When devising a channel strategy, it is necessary to be realistic about the intermediary's motives. What is "cherry picking" and how does it affect careful selection of a channel strategy?

What will be an ideal response?


Selection of agents is very important in the success of a channel strategy. These agents sometimes engage in what is called cherry picking, the practice of accepting orders only from manufacturers with established demand for certain products and brands. Cherry picking can also take the form of selecting only a few choice items from a vendor's product lines. The cherry picker is not interested in developing a market for a new product, which is a problem for an expanding international company. Manufacturers should provide leadership and invest resources to build the relationship with a desired distributor. A manufacturer with a new product or a product with a limited market share may find it more desirable to set up some arrangement for bypassing the cherry-picking channel member. In some cases, a manufacturer must incur the costs of direct involvement by setting up its own distribution organization to obtain a share of the market.
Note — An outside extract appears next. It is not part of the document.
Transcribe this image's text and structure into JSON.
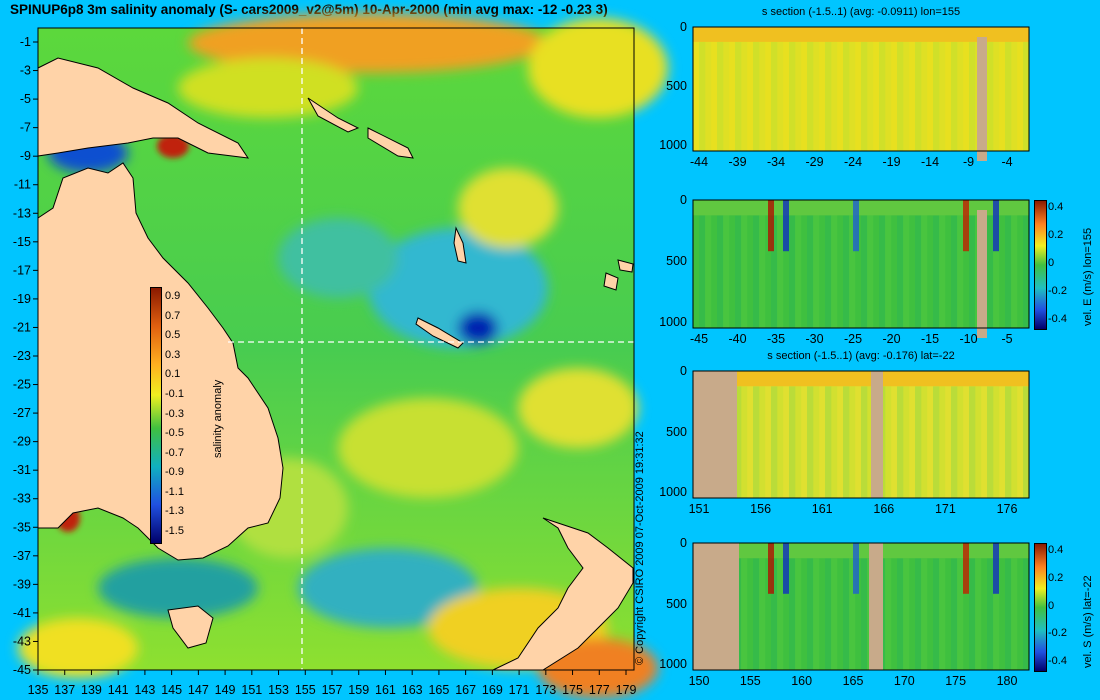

When the company's sales finally reach critical mass, management may decide to shift from direct involvement to a more cost-effective, independent intermediary.
An alternative method of dealing with the cherry-picking problem does not require setting up an expensive direct sales force. Rather, a company may decide to rely on a distributor's own sales force by subsidizing the cost of the sales representatives the distributor has assigned to the company's products. This approach has the advantage of holding down costs by tying in with the distributor's existing sales management team and physical distribution system.